Fig 1.
Conventional FRAP analysis of CAMs expressed in confluent MDCK cells.
MDCK cells expressing CADM1-Y, E-cadherin-G, or G-β-actin were analyzed using FRAP for 600 sec (short, A–D) after photobleaching. (A) Representative images before and at the time points indicated after photobleaching are shown. ROIs for photobleaching are indicated by red boxes. Bars, 5 μm. (B) Fluorescence recovery curve of FRAP analysis. (C and D) Halftime of recovery (t1/2, C) and mobile fraction (Mf, D). Data are mean ± SEM. Statistical differences in t1/2 and Mf in FRAP analysis for 10min were determined by Student’s t-test. *, p< 0.05; **, p< 0.01; NS, no significant difference. (B–D) n = 10, 5, and 8 for CADM1-Y, E-cadherin-G, and G-β-actin, respectively.
Fig 2.
Dynamics of CAMs, CADM1, and E-cadherin in confluent MDCK cells.
MDCK cells expressing CADM1-Y or E-cadherin-G were analyzed using FRAP for 3,600 sec after photobleaching. (A) Representative images before and at the time points indicated after photobleaching are shown. ROIs for photobleaching are indicated by red boxes. Bars, 5 μm. (B) Fluorescence intensity in the control ROI without photobleaching. (C) Fluorescence recovery curve of FRAP analysis. (D and E) Halftime of recovery (t1/2, D) and mobile fraction (Mf, E). Data are mean ± SEM. Statistical differences in t1/2 and Mf in FRAP analysis for 60min were determined by Student’s t-test. NS, no significant difference. (F–H) Single or double exponential curve fitting of fluorescence intensities of CADM1-Y (F, n = 5), E-cadherin-G (G, n = 9), and G-β-actin (H, n = 8). Exponential fitting for FRAP signals was performed as described previously [24]. To determine the time constant of fluorescence recovery at the cell-cell contact sites, the experimental data were plotted in a semi-logarithmic scale, and regression analysis was performed using the following equation:y = y0 + A1 ·exp(—x/τ1) + A2 exp(—x/τ2)
Table 1.
The time constant (τ) of E-cadherin, CADM1, 4.1B and MPP3 analyzed by long-time.
Fig 3.
Dynamics of CADM1 and its binding proteins, 4.1B and MPP3, at cell-cell contact sites.
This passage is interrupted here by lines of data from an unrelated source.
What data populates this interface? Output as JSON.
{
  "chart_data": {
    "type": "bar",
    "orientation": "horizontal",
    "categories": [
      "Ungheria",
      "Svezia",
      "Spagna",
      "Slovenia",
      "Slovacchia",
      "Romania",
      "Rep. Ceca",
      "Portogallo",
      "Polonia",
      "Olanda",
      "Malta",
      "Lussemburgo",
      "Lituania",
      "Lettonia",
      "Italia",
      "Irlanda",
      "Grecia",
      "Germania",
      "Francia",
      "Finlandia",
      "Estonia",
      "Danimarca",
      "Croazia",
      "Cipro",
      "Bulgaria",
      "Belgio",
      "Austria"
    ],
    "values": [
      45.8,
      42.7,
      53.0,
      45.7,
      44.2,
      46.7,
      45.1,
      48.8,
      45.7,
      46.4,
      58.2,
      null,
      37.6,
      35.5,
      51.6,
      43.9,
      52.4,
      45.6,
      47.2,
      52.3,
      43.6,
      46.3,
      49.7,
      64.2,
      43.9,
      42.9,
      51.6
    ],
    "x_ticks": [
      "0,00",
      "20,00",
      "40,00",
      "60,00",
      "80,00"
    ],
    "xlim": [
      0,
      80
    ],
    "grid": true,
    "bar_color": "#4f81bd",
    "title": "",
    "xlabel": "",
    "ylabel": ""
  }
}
MDCK cells expressing CADM1-Y and G-4.1B (A and C) or G-MPP3 (B and D) were analyzed using FRAP until 3,600 sec after photobleaching. (A and B) Representative images before and at the time points indicated after photobleaching are shown. ROIs for photobleaching are indicated by red boxes. Bars, 5 μm. (C and D) Single or double exponential curve fitting of fluorescence intensities of cells expressing CADM1-Y/G-4.1B (C, n = 7) and CADM1-Y/G-MPP3 (D, n = 8) as indicated in Table 1.
Fig 4.
A schematic representation of the dynamics of the CADM1 complex.
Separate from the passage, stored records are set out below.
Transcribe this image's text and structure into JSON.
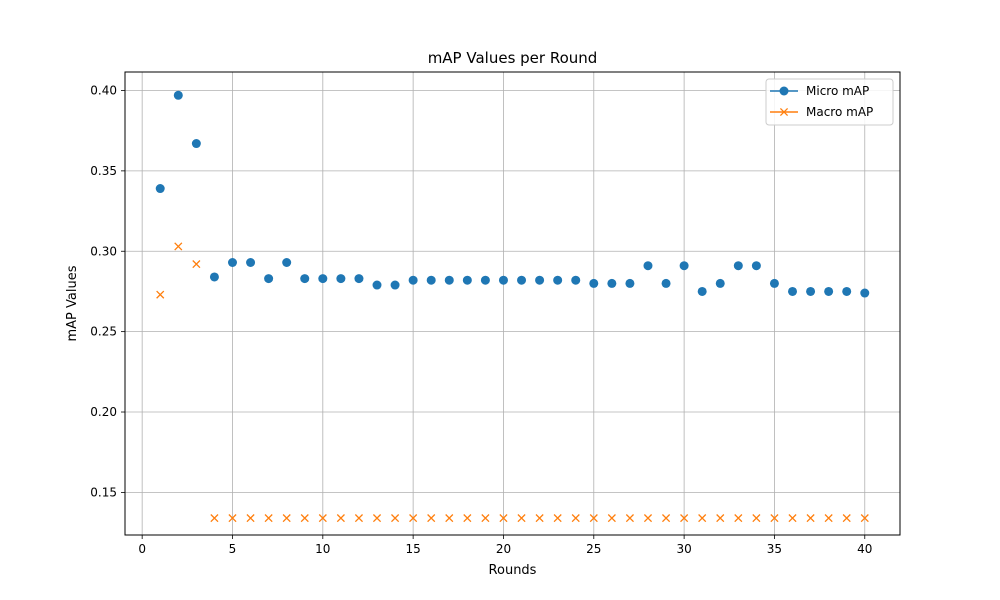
{
  "chart_data": {
    "type": "scatter",
    "title": "mAP Values per Round",
    "xlabel": "Rounds",
    "ylabel": "mAP Values",
    "xlim": [
      -0.95,
      41.95
    ],
    "ylim": [
      0.1235,
      0.4115
    ],
    "xticks": [
      0,
      5,
      10,
      15,
      20,
      25,
      30,
      35,
      40
    ],
    "xtick_labels": [
      "0",
      "5",
      "10",
      "15",
      "20",
      "25",
      "30",
      "35",
      "40"
    ],
    "yticks": [
      0.15,
      0.2,
      0.25,
      0.3,
      0.35,
      0.4
    ],
    "ytick_labels": [
      "0.15",
      "0.20",
      "0.25",
      "0.30",
      "0.35",
      "0.40"
    ],
    "grid": true,
    "legend_position": "top-right",
    "x": [
      1,
      2,
      3,
      4,
      5,
      6,
      7,
      8,
      9,
      10,
      11,
      12,
      13,
      14,
      15,
      16,
      17,
      18,
      19,
      20,
      21,
      22,
      23,
      24,
      25,
      26,
      27,
      28,
      29,
      30,
      31,
      32,
      33,
      34,
      35,
      36,
      37,
      38,
      39,
      40
    ],
    "series": [
      {
        "name": "Micro mAP",
        "marker": "circle",
        "color": "#1f77b4",
        "values": [
          0.339,
          0.397,
          0.367,
          0.284,
          0.293,
          0.293,
          0.283,
          0.293,
          0.283,
          0.283,
          0.283,
          0.283,
          0.279,
          0.279,
          0.282,
          0.282,
          0.282,
          0.282,
          0.282,
          0.282,
          0.282,
          0.282,
          0.282,
          0.282,
          0.28,
          0.28,
          0.28,
          0.291,
          0.28,
          0.291,
          0.275,
          0.28,
          0.291,
          0.291,
          0.28,
          0.275,
          0.275,
          0.275,
          0.275,
          0.274
        ]
      },
      {
        "name": "Macro mAP",
        "marker": "x",
        "color": "#ff7f0e",
        "values": [
          0.273,
          0.303,
          0.292,
          0.134,
          0.134,
          0.134,
          0.134,
          0.134,
          0.134,
          0.134,
          0.134,
          0.134,
          0.134,
          0.134,
          0.134,
          0.134,
          0.134,
          0.134,
          0.134,
          0.134,
          0.134,
          0.134,
          0.134,
          0.134,
          0.134,
          0.134,
          0.134,
          0.134,
          0.134,
          0.134,
          0.134,
          0.134,
          0.134,
          0.134,
          0.134,
          0.134,
          0.134,
          0.134,
          0.134,
          0.134
        ]
      }
    ]
  }
}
In confluent MDCK cells, CADM1-Y forms cis-dimers on plasma membranes and trans-interacts with CADM1-Y expression in the adjacent cell. (A) In the single transfectant, CADM1-Y interacted with endogenous proteins 4.1s and MPPs and stably localized at the cell-cell contact sites with a time constant of approximately 16 min. In double transfectants of CADM1-Y and G-4.1B (B) or G-MPP3 (C), CADM1-Y was still stably localized; in contrast, G-4.1B or G-MPP3 was present as a free pool or as a complex with CADM1-Y with short- or long-time constants, respectively. The time constant of each protein is indicated.
Fig 5.
Exchange of CAMs within cell-cell contact regions analyzed using FLIP assay.
MDCK cells expressed with CADM1-Y and G-4.1B (A and C) or G-MPP3 (B and D) were continuously photobleached at the cell-cell contact site (CS, upper) or intracellular region (IC, lower) indicated by asterisk. (A and B) Representative images of CS- or IC-bleached cells before and at the time points indicated after photobleaching. Intensity of fluorescent protein was monitored at ROIs (regions of interest) 1–3 in CS-bleached cells and ROI 4 in IC-bleached cells for 600 sec. (C and D) Quantitative analysis of the fluorescence intensities in the cell-cell contact sites adjacent to the photobleached regions shown in A and B as ROI 1–4. Quantification was performed in at least three independent experiments, and a representative graph was shown.